Hackett had now returned to the counter.
“A few cents over five thousand dollars, Mr. Esseltine,” he informed him respectfully.
“About what I had thought,” the other said as he pushed a check over to him. “I’ll leave the few cents for a nest egg.”
Cheever, without seeming to hurry, left the cage, passed along the aisle, and picking up his hat reached the lobby just as Esseltine turned from the teller’s window, stowing a sheaf of bank notes into a big morocco-covered wallet.
Cheever, noting with satisfaction that Hayes, the bank detective, was loitering in the lobby, reached the street door a deliberate step ahead of the man with the plethoric wallet.
Here he turned suddenly and confronted the big man.
“Mr. Esseltine,” he asked pleasantly, “didn’t you overdraw your account a trifle just now.”
“Who are you to ask so insulting a question?” Esseltine asked coldly.
“Who am I?” the detective replied evenly. “Oh, I’m Dan Cheever of Chicago. Lucky that I got here Monday instead of Tuesday, eh, Esseltine? I see that we understand each other, which simplifies matters. You’ll come quietly of course, which proves your good breeding. Hayes and I will step down to your office with you for a little friendly chat.”
V
Just at closing time Cheever reentered the bank and sauntered over to the President’s office. Entering, he seated himself leisurely in a leather chair and, waving aside the tumbling questions with which the excited President bombarded him, asked for teller number one.
“Sit down, Hackett,” the detective said genially when the teller appeared.
Then he turned on him a quizzical eye as he asked:
“How much were you short last week, remember?”
“I’d think so, Mr. Cheever,” Hackett assured him gloomily. “A man isn’t likely to forget four thousand dollars.”
“Four thousand,” Cheever mused, “plus five thousand today, makes nine thousand dollars. A tidy little sum, Hackett?”
“Five thousand today,” Hackett gasped.
“Sure enough,” the detective grinned amiably, “You didn’t expect anything but a grandstand finish, did you?”

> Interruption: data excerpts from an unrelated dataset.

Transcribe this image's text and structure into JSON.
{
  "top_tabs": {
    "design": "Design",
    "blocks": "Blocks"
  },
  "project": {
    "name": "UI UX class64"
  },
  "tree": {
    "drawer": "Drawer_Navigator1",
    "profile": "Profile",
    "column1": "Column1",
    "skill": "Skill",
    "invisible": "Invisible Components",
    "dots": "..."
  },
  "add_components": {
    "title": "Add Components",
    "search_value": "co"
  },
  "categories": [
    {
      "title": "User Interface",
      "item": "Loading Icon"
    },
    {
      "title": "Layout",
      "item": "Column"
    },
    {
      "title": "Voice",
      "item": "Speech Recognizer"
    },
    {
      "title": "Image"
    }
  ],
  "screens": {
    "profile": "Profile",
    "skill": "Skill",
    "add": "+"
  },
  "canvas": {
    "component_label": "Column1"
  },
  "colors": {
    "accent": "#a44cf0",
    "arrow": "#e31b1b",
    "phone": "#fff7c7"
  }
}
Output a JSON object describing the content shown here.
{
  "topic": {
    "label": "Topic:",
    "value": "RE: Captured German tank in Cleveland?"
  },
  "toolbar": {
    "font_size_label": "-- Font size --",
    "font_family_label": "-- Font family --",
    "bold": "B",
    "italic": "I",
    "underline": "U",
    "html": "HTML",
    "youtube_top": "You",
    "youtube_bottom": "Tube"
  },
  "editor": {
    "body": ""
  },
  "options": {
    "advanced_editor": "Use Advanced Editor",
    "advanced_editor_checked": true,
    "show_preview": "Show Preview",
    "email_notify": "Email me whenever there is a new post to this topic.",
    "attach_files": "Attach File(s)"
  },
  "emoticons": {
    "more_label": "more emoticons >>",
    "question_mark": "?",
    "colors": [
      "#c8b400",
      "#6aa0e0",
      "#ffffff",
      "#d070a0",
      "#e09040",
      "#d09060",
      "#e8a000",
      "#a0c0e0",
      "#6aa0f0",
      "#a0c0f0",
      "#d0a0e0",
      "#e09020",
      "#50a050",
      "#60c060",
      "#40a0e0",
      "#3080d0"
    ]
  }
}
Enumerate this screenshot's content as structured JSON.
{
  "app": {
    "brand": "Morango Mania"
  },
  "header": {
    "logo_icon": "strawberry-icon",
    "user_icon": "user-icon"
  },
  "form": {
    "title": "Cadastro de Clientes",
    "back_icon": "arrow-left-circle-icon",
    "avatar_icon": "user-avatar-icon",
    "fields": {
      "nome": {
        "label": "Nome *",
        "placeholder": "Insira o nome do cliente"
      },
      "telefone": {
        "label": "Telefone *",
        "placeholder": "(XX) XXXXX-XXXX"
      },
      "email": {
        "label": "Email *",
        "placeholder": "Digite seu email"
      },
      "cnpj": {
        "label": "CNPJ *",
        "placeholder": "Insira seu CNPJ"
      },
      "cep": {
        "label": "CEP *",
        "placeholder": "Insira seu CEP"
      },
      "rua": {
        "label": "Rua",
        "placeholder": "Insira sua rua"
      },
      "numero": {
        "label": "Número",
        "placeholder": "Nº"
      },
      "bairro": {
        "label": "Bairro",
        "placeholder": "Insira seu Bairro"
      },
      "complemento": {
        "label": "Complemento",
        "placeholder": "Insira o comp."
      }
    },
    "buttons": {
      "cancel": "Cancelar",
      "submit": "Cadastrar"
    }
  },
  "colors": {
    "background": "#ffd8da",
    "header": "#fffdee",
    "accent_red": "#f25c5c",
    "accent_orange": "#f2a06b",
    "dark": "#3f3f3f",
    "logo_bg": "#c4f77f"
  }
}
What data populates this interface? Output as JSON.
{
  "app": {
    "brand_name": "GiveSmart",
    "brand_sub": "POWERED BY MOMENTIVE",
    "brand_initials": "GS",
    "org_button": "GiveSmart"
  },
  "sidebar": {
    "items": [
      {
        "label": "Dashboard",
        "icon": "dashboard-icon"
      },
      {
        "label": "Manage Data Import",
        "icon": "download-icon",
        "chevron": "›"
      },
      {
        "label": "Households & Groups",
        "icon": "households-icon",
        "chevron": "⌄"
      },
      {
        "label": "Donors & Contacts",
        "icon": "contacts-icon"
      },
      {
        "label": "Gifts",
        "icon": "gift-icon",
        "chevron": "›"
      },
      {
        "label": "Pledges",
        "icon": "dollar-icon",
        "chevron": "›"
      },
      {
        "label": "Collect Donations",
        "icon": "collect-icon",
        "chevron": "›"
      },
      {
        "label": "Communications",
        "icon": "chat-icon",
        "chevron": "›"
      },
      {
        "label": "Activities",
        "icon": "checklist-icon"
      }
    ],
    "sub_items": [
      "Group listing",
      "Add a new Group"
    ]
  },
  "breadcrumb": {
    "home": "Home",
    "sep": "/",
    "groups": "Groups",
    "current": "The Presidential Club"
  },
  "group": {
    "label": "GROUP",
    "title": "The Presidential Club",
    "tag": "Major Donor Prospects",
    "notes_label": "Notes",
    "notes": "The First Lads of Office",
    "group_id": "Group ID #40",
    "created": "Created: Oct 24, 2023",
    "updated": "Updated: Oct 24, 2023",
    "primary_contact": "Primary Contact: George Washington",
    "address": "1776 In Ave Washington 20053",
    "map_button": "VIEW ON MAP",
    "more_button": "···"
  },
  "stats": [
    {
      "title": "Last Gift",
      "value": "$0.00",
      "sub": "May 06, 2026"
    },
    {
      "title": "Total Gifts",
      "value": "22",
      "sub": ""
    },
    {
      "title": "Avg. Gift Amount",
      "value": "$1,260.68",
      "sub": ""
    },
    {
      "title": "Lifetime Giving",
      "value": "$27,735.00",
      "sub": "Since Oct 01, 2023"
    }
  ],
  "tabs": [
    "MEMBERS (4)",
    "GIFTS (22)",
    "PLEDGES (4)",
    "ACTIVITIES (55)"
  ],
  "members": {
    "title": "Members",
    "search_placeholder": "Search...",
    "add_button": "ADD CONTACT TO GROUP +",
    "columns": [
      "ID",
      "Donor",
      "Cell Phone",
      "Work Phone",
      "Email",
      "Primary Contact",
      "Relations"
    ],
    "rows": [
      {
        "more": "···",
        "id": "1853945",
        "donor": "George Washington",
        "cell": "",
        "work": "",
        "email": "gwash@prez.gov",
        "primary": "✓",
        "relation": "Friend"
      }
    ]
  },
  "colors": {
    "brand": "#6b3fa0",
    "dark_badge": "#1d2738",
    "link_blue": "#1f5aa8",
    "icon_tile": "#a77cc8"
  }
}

“I’d say,” the irascible Wines flared up at this point, “that your levity is just a little misplaced, Mr. Cheever. Losing nine thousand dollars may seem a huge joke to you but most emphatically it’s mot to me.”
“Losing it is not so hard,” the detective chuckled, “if you get it back. See what Esseltine returns with his compliments.”
Then with deliberation he drew from his pocket a roll of bills wrapped about with a bit of string and tossed it carelessly across the table to the teller.
With an inarticulate cry, Hackett seized the roll, untwisted the string, and with feverish haste thumbed over the bills.
“About nine thousand there?” Cheever inquired when the count was finished.
“Just,” the teller nodded, "though I can hardly believe it. It seems too good. I’m certainly a grateful man, Mr. Cheever.”
“How did he get five thousand dollars today?” Wines asked excitedly.